CN: About Gbomo Gbomo Express, what was the inspiration behind the making of the movie?
WB: The initial kidnap idea came when I overheard family members recounting a real life kidnap of a couple coming out of a nightclub. I thought it was crazy and could make an interesting film. I’m a big fan of crime films/film noirs etc, so I just took some of my other ideas I had been working on, merged them and began to develop.
CN: I heard the movie was shot in Nigeria. Is this true and which locations were used?

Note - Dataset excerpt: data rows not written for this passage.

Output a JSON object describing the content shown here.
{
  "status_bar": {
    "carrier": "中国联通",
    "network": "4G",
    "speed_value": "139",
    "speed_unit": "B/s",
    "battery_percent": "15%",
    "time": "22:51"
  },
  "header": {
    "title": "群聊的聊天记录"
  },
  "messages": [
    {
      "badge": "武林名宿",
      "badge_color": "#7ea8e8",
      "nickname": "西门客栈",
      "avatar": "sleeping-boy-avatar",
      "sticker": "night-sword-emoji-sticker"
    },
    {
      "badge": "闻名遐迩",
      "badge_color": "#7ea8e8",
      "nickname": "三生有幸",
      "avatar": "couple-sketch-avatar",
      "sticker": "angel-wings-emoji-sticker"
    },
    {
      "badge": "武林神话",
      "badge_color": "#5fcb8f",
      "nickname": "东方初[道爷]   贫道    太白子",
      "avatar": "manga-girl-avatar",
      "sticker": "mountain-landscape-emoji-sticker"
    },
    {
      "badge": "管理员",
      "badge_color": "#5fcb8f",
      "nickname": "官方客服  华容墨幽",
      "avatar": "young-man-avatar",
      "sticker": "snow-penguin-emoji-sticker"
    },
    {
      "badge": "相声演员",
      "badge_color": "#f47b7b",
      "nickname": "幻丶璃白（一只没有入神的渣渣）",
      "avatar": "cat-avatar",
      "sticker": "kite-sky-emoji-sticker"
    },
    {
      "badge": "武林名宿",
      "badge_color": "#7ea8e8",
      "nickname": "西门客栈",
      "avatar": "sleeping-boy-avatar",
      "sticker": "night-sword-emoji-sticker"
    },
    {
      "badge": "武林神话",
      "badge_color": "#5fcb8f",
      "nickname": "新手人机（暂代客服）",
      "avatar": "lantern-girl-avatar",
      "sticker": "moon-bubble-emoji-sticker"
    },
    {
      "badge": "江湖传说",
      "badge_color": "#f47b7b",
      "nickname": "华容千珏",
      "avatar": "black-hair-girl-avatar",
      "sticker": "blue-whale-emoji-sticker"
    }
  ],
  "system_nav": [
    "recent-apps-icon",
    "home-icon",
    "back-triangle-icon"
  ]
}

WB: Yes, the film was shot entirely in Lagos, by all Nigerian cast and crew – and we’re very proud of that. Some scenes were shot in Computer Village, Ikeja, MVP (nightclub/restaurant) and D’Place, VI (nightclub) amongst a few other places. The lion share of the rest of the film was shot in an abandoned building at Ebute Metta. This was our base; which we also converted into a studio and production hub. A few of the key sets in the film were built at this location; our production design team thrived on making the most innovative use of the available space.
CN: How long did it take to produce the movie?
WB: We initially scheduled 14 days for the shoot, but we ended up filming for 18 days. Post-production took another 3 months.
CN: How much did it cost to make the movie?
WB: I really can’t say at this time. Let me pay my taxes first.
CN: What challenges were encountered while shooting?
WB: All sorts: losing our original DOP and sound recordist within the first two days of shooting, having to re-cast Sound Sultan and Lilian Esoro’s roles due to sudden and unforeseen complications in their schedules. Having only one of our two cameras available to shoot for half of the time we were on set. Also loss of location – we had planned to shoot a major scene on the railway tracks in Ebuta Metta, unfortunately after being given permission to shoot we were told on the day that we were not allowed anymore. That was my biggest regret as the location was visually stunning. So many challenges to list but we adapted, as all filmmakers do, and the challenges went unnoticed.
CN: When and where can we see the movie?
WB: It’s in cinemas now – everyone needs to believe the hype about this proudly Nigerian film and GO WATCH!! It’s the film of the year!!